My review was written in June 1987 after watching the movie on Lightning video cassette.
"Space Rage", subtitled "Breakout on Prison Planet", represents an abortive early effort by video giant Vestron to enter the ranks of motion picture producers. Project went through innumerable title changes, including "A Dollar a Day", "Trackers 2180", "Trackers" and "The Last Frontier" and was test-booked at home in Stamford, Connecticut, for Christmas 1985 before further bookings a year later and current home video availability.
Numerous credits for "reshoots" and the tacking on of a very inappropriate soundtrack of hard rock songs indicate a lot of second thoughts went into the film, final version of which is a brief 77 minutes long.
Concept is to update, cheaply, prison film and Western formats to appeal to the public's fascination with sci-fi. Unreconstructed in look from his various Western roles, Richard Farnsworth portrays an ex-LAPD cop now living in New Botany Bay, actually the planet Proxima Centauri 3 in the 22nd century. He is mentor to various young guys including tracker (bounty hunter) John Laughlin, who drives a modified dune buggy and ruthlessly captures or kills escapees from the local penal colony.
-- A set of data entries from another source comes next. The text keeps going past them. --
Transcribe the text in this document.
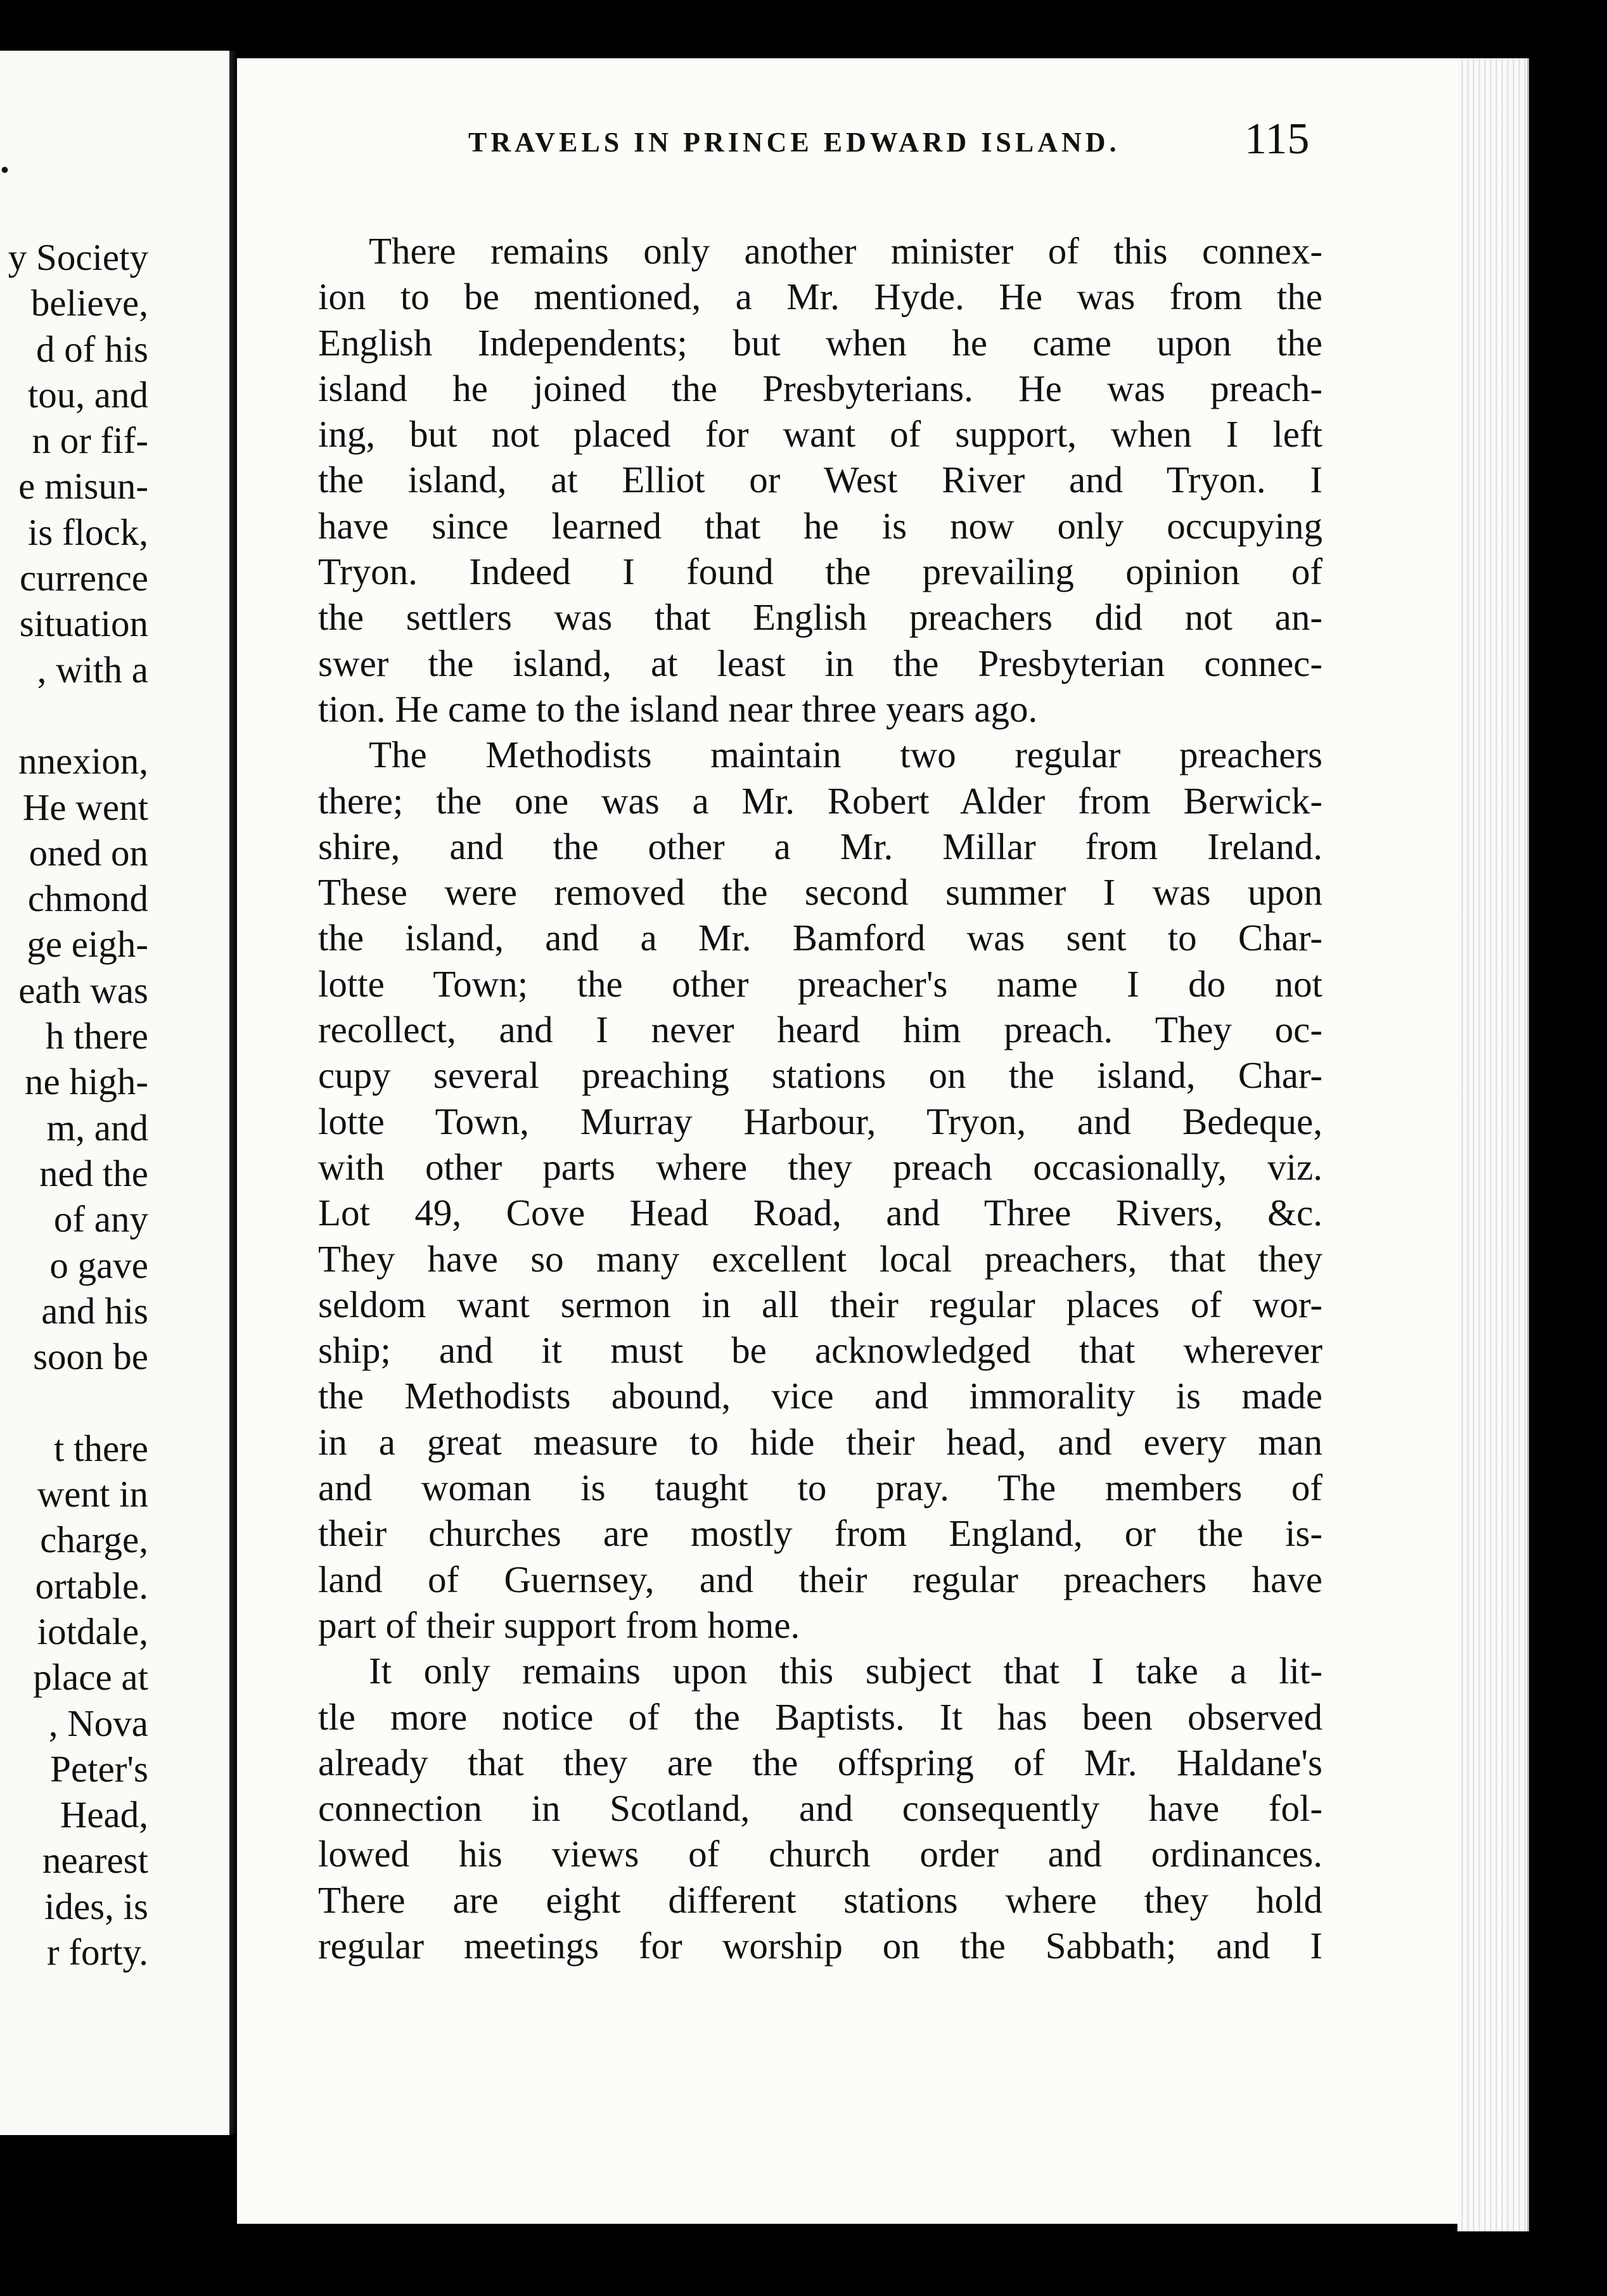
.
y Society
believe,
d of his
tou, and
n or fif-
e misun-
is flock,
currence
situation
, with a

nnexion,
He went
oned on
chmond
ge eigh-
eath was
h there
ne high-
m, and
ned the
of any
o gave
and his
soon be

t there
went in
charge,
ortable.
iotdale,
place at
, Nova
Peter's
Head,
nearest
ides, is
r forty.
TRAVELS IN PRINCE EDWARD ISLAND.	115
There remains only another minister of this connex-
ion to be mentioned, a Mr. Hyde. He was from the
English Independents; but when he came upon the
island he joined the Presbyterians. He was preach-
ing, but not placed for want of support, when I left
the island, at Elliot or West River and Tryon. I
have since learned that he is now only occupying
Tryon. Indeed I found the prevailing opinion of
the settlers was that English preachers did not an-
swer the island, at least in the Presbyterian connec-
tion. He came to the island near three years ago.
The Methodists maintain two regular preachers
there; the one was a Mr. Robert Alder from Berwick-
shire, and the other a Mr. Millar from Ireland.
These were removed the second summer I was upon
the island, and a Mr. Bamford was sent to Char-
lotte Town; the other preacher's name I do not
recollect, and I never heard him preach. They oc-
cupy several preaching stations on the island, Char-
lotte Town, Murray Harbour, Tryon, and Bedeque,
with other parts where they preach occasionally, viz.
Lot 49, Cove Head Road, and Three Rivers, &c.
They have so many excellent local preachers, that they
seldom want sermon in all their regular places of wor-
ship; and it must be acknowledged that wherever
the Methodists abound, vice and immorality is made
in a great measure to hide their head, and every man
and woman is taught to pray. The members of
their churches are mostly from England, or the is-
land of Guernsey, and their regular preachers have
part of their support from home.
It only remains upon this subject that I take a lit-
tle more notice of the Baptists. It has been observed
already that they are the offspring of Mr. Haldane's
connection in Scotland, and consequently have fol-
lowed his views of church order and ordinances.
There are eight different stations where they hold
regular meetings for worship on the Sabbath; and I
Michael Pare, in a switch on his usually heroic casting, is an utterly evil prisoner who engineers an escape and kills people (including the warden/governor of the colony William Windom) in cold-blooded fashion until the underwhelming Wild West shootout with Farnsworth.
Special effects are meager and there is almost no futurism to the picture's design, an instant disappointment for sci-fi fans. A good cast is wasted, particularly Lee Purcell as token femme on vie. Westerns are ded and enough clunkers like this one will kill off the space opera as well.